Les années sans soleil ;
Vincent Message (Seuil, 250p)
Encore une très belle découverte (le roman, l'auteur).
Elias Torres, le narrateur, « petit » écrivain (peu lu), et libraire à mi-temps, vit en 2020 plutôt heureux en famille à Toulouse. Jusqu'à ce que la pandémie (le mot n'est jamais prononcé, mais il s'agit bien de cela) rattrape et enferme tout le monde dans un confinement plus vrai que nature, avec feuilles de sorties dans un périmètre ridiculement restreint, contrôles policiers, étouffement difficile à supporter. Bref, pas vraiment une dystopie.
Il y a d'abord les remous familiaux ; Elias est en repos forcé, Camille sa compagne travaille encore, mais le couple ne tarde pas à se fissurer, les contraintes révélant les failles insoupçonnées. Maud, l'ado de 17 ans cloitrée dans sa chambre devant son PC déprime, mais laisse aussi éclater une saine colère contre ceux qui dirigent ce monde en ne pensant qu'à «leurs profits obscènes» ; quand l'étau va se desserrer, elle se retrouvera avec un groupe de jeunes fêtards face à des policiers violents... Quant à Diégo, du haut de ses 4 ou 5 ans, il doit faire aussi avec le repli sur l'appartement.
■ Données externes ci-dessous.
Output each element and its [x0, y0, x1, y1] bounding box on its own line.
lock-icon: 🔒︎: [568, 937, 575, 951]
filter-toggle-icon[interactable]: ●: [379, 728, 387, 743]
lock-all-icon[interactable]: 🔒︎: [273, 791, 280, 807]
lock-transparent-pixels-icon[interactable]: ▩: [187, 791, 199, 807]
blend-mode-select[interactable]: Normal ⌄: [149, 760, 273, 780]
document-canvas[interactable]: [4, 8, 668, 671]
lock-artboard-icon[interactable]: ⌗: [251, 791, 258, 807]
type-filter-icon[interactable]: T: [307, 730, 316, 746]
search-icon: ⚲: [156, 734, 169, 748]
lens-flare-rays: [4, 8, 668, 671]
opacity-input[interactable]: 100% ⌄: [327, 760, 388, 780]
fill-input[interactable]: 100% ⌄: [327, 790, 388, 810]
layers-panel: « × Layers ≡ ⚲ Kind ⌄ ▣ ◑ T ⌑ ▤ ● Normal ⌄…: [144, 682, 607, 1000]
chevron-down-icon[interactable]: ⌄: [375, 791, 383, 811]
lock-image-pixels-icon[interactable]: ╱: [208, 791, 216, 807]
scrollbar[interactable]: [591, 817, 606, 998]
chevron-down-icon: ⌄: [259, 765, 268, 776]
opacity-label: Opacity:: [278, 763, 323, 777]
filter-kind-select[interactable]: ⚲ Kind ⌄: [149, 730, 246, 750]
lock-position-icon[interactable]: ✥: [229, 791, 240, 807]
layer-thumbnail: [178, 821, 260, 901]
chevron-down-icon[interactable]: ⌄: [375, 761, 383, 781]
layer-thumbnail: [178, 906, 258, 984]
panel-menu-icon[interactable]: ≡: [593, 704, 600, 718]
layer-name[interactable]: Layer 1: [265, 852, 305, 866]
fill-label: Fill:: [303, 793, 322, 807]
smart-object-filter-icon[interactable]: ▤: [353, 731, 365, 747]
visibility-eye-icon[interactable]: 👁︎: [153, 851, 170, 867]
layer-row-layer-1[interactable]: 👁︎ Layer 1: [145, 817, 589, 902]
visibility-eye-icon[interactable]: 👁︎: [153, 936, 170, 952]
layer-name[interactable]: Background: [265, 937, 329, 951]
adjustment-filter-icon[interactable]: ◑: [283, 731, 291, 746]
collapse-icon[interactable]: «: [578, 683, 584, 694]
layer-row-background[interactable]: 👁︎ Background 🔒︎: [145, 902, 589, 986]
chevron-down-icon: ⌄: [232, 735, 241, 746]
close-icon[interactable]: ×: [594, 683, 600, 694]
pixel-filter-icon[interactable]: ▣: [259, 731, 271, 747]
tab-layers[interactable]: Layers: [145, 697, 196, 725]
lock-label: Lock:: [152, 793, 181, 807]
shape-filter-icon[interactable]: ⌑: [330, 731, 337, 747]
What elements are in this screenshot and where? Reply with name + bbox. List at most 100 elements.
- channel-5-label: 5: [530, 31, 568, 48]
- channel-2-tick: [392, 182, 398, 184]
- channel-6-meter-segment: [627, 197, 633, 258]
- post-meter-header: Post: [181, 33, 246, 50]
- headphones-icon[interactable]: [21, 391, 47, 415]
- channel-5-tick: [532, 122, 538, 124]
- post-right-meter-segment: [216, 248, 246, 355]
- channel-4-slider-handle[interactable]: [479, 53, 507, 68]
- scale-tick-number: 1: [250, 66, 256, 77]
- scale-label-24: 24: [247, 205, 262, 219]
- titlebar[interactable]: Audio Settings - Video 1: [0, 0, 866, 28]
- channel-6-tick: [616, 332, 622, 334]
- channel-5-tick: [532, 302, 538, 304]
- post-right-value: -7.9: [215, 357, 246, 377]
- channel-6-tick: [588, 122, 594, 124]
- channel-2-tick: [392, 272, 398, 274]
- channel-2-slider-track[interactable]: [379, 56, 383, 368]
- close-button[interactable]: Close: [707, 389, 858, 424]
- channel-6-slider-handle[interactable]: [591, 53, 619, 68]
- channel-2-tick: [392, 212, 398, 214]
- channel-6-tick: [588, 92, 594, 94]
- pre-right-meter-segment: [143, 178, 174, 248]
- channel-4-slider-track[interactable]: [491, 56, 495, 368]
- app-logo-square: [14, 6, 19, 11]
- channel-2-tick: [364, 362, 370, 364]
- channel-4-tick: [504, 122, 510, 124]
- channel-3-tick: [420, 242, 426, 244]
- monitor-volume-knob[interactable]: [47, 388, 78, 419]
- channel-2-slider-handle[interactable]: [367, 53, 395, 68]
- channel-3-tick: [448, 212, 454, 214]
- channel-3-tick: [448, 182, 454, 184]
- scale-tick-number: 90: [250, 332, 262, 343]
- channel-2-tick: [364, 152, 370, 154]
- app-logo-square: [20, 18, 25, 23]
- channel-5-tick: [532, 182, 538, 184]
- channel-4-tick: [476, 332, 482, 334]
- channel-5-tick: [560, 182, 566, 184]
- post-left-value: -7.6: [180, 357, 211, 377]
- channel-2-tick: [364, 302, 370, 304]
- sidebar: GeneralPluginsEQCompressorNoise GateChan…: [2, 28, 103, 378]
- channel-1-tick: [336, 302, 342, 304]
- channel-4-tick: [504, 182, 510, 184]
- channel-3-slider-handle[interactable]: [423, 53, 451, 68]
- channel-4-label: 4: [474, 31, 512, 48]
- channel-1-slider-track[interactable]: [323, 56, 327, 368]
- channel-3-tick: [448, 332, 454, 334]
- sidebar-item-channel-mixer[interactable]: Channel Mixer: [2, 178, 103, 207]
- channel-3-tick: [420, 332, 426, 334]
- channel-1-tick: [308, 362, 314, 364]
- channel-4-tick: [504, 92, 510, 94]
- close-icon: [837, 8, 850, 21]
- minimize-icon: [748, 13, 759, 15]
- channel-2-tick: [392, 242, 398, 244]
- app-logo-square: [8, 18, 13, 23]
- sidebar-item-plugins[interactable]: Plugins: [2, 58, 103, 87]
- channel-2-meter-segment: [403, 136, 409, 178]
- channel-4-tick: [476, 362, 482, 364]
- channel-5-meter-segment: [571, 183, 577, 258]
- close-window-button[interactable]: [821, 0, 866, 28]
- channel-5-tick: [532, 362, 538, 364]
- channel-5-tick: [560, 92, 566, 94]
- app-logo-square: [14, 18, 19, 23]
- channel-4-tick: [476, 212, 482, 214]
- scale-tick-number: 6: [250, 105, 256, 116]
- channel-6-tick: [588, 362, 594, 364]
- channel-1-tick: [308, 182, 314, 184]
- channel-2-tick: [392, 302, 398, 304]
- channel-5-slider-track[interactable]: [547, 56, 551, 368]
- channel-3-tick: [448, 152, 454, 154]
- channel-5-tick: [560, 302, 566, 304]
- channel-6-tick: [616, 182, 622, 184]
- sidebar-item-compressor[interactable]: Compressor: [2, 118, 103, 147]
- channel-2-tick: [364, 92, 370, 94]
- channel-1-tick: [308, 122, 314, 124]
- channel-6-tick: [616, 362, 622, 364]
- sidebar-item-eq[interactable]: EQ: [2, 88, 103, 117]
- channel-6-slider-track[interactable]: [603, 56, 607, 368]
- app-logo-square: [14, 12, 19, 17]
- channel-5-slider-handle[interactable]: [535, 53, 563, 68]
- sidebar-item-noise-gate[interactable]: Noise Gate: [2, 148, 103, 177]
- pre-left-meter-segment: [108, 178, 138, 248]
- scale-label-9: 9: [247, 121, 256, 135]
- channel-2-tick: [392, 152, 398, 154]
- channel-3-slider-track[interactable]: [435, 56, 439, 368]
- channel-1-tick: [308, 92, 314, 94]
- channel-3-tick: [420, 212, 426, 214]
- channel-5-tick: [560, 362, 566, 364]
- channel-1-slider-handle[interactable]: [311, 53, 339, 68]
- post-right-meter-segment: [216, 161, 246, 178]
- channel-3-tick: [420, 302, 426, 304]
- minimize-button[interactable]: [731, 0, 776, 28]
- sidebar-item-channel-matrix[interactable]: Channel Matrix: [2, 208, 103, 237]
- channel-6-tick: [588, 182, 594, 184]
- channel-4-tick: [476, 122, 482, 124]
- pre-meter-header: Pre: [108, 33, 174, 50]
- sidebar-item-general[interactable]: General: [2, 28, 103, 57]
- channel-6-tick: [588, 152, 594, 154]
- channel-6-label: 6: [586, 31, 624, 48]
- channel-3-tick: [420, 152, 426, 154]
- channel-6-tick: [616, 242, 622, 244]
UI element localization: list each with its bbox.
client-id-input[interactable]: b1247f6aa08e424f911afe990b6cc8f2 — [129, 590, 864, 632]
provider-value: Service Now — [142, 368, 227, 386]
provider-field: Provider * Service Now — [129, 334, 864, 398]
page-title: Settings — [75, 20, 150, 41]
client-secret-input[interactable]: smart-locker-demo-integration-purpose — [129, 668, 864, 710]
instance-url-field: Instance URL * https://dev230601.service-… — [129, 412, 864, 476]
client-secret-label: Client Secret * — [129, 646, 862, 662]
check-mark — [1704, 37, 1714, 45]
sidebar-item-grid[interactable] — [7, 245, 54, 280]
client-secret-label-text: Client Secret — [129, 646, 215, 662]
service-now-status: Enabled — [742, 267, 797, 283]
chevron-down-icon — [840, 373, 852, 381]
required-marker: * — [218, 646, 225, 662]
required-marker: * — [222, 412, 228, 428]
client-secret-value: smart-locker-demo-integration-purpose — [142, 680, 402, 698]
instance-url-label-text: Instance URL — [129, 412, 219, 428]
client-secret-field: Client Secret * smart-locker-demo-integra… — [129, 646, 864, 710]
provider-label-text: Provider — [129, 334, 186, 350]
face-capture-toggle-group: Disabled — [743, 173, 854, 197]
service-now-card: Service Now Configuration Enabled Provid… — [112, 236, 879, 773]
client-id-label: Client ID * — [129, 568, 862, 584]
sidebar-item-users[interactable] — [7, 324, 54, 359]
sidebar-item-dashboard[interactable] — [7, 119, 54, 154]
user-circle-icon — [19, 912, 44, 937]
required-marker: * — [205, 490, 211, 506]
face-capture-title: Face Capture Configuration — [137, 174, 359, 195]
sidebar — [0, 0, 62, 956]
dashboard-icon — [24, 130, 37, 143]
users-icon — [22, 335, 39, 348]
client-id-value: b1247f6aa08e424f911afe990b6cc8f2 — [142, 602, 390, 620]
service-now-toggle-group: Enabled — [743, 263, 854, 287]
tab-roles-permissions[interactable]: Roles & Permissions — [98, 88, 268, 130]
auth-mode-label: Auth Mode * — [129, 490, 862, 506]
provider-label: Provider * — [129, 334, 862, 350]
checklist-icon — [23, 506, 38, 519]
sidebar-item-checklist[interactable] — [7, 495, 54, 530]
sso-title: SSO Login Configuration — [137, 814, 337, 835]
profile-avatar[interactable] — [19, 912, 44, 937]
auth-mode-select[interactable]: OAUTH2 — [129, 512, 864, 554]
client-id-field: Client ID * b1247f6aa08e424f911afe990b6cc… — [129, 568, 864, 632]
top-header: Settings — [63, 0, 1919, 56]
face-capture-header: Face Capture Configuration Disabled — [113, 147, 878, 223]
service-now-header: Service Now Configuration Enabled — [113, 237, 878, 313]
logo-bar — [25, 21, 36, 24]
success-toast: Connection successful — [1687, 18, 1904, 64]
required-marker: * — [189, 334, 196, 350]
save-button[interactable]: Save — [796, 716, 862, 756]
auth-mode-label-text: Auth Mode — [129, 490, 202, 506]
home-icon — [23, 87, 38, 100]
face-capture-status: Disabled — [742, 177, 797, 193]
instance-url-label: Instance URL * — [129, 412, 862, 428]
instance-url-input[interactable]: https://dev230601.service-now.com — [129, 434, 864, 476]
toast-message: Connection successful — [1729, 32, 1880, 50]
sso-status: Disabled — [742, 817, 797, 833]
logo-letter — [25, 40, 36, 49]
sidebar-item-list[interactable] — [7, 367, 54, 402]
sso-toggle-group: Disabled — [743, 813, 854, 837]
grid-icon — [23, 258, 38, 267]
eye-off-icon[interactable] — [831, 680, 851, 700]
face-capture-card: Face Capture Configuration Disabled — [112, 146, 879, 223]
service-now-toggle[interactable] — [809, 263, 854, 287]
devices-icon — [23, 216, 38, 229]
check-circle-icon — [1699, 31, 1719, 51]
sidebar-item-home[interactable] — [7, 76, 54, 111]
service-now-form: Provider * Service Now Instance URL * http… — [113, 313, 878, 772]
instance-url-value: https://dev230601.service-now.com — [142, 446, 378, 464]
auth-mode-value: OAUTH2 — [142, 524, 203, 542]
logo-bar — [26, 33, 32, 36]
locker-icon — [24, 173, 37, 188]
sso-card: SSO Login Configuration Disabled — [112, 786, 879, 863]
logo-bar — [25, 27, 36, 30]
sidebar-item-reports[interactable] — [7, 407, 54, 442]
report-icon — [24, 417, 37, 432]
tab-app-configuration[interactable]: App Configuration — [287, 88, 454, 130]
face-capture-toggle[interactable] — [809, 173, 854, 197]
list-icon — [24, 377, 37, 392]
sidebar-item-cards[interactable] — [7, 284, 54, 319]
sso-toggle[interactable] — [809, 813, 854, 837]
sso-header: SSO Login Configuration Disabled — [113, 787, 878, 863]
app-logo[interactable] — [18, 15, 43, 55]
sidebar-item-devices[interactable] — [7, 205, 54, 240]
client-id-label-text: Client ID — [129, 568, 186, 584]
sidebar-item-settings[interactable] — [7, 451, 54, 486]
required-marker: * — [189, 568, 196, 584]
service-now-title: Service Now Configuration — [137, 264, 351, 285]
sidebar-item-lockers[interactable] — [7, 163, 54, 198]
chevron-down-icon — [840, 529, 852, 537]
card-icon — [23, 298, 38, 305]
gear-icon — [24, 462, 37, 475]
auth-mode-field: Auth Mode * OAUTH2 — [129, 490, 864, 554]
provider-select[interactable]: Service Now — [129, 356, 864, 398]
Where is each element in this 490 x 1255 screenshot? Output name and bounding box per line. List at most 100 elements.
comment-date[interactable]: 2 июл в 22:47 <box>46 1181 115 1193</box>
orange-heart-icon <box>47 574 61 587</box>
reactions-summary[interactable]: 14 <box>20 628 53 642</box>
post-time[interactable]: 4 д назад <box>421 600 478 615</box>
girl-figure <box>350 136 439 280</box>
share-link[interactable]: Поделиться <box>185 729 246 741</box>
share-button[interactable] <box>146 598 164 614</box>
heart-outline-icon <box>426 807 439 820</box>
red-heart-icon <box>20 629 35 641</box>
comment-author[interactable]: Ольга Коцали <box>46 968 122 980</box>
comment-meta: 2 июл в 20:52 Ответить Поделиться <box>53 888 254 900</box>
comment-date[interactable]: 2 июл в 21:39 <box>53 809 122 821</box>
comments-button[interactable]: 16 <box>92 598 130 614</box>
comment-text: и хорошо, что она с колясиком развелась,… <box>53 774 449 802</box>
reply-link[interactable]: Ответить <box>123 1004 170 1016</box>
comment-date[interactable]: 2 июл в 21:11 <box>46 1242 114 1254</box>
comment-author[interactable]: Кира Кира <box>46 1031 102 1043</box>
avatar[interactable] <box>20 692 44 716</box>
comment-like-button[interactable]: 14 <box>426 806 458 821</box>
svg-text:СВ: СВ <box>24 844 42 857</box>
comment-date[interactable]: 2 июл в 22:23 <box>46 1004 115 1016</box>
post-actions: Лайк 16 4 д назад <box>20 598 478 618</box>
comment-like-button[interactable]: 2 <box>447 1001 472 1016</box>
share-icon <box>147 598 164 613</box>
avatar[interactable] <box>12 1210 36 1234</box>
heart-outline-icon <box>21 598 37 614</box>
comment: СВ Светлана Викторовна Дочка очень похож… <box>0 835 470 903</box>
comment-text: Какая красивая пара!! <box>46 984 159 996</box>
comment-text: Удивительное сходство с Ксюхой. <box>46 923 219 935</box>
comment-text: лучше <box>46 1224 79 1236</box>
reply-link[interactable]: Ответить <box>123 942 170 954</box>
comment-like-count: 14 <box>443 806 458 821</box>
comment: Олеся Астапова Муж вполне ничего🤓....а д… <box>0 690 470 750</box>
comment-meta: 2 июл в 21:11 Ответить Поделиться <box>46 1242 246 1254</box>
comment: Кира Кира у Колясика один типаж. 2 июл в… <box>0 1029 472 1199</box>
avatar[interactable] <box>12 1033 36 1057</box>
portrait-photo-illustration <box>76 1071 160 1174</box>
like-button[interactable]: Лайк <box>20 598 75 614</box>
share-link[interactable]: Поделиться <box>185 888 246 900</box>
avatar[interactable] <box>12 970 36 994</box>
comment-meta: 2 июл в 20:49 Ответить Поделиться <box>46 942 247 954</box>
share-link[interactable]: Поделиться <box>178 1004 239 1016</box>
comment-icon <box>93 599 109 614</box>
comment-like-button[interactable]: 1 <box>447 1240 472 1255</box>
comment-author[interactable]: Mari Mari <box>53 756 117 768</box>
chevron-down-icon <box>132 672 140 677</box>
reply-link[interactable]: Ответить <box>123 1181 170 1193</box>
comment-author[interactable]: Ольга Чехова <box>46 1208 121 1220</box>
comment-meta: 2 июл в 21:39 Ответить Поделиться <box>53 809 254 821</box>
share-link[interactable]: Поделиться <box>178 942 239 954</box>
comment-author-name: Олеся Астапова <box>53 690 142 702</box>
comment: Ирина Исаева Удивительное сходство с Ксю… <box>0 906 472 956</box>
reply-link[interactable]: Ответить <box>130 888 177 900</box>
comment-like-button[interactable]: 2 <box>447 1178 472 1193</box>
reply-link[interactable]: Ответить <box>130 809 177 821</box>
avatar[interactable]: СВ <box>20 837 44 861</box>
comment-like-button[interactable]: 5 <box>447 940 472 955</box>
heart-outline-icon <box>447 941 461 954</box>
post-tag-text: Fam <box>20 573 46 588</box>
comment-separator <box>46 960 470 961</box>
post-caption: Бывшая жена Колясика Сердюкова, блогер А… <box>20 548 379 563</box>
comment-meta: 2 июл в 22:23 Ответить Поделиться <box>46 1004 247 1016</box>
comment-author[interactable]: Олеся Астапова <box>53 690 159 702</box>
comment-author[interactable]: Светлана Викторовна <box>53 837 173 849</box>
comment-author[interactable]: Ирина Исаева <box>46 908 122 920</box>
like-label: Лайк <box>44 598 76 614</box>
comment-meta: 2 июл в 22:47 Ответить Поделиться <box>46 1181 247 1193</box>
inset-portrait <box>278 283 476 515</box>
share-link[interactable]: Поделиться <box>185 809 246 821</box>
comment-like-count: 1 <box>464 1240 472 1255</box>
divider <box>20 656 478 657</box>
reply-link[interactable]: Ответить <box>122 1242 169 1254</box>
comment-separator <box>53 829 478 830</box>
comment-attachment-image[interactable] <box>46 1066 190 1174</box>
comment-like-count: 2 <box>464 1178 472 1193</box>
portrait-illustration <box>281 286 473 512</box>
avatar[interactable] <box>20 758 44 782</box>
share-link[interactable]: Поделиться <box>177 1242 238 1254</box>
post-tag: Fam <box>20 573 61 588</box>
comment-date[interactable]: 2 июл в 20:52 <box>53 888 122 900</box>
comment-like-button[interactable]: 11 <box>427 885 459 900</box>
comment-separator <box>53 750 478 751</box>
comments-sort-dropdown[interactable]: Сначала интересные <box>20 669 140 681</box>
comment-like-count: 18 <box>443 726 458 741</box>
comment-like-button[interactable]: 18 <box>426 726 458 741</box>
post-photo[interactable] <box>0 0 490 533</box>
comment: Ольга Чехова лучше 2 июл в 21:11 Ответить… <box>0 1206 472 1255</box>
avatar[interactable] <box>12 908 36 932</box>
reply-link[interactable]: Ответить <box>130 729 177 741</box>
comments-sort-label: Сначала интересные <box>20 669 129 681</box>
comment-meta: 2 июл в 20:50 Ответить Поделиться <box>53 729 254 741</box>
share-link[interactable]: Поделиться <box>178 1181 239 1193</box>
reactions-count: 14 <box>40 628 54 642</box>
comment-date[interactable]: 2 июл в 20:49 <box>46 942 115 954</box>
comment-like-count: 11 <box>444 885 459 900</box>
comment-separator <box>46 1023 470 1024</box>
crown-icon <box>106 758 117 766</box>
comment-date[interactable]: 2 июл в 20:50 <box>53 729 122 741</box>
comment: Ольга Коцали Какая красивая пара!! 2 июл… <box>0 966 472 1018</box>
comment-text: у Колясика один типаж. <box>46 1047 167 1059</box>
En profiter pour écrire un nouveau roman ? Elias fait le lien avec une des pires périodes de l'histoire humaine, celle où le soleil fut assombri deux années durant (en 535-536) sur l'ensemble du globe (évènement absolument attesté historiquement), sans doute suite à une énorme éruption volcanique, qui se traduira par des conséquences climatiques et donc humaines dramatiques. Pourtant,
Vincent Message n'écrira pas le roman historique de ces deux années noires, même si elles servent de fil conducteur à son héros Elias Torres pour remplir ce temps vide et désespérant. Il nous fera par contre le portrait du petit noyau d'amis du libraire-auteur, tous passionnés de littérature, plus ou moins ancrés dans des idéaux hérités des révoltes des opprimés du monde, une belle atmosphère d'ex-militants gauchistes généreux et pas vraiment désenchantés. «
Les années sans soleil » est aussi, et presque d'abord, un très beau roman sur l'amitié qui réchauffe.
Les deux premiers tiers du roman, assez descriptifs, évoquent cette période bizarre et angoissante du confinement, puis les évènements se précipitent, chahutant plus le narrateur, sa famille, ses amis… et le lecteur. Il y a de belles considérations sur le bonheur de l'écriture et les affres du travail de romancier, sur la lecture, mais aussi un constat sévère et juste sur l'état de délitement de notre société, de ses services publics... La jeunesse, lucide, semble, sous la plume de Message-Torres, nous offrir pourtant une voie de résistance et de belle conscience des enjeux sociaux, et la tonalité générale du roman n'est pas du tout désespérante.
C'est bien écrit, avec fréquemment de belles tournures de phrases (« il n'y avait plus personne en ville, que la ville elle-même » / « Il aurait arrêté d'écrire pour se contenter de lire les autres, parce qu'on se tait à une tablée devant ceux qui parlent trop fort »). En plus,
Vincent Message m'a donné envie de découvrir
Pasolini l'écrivain… et la belle ville de Toulouse.
Un beau coup de coeur littéraire, à consommer avant que l'on ne chasse de nos esprits empesés les souvenirs dérangeants d'une période grosse de perspectives pas vraiment réjouissantes.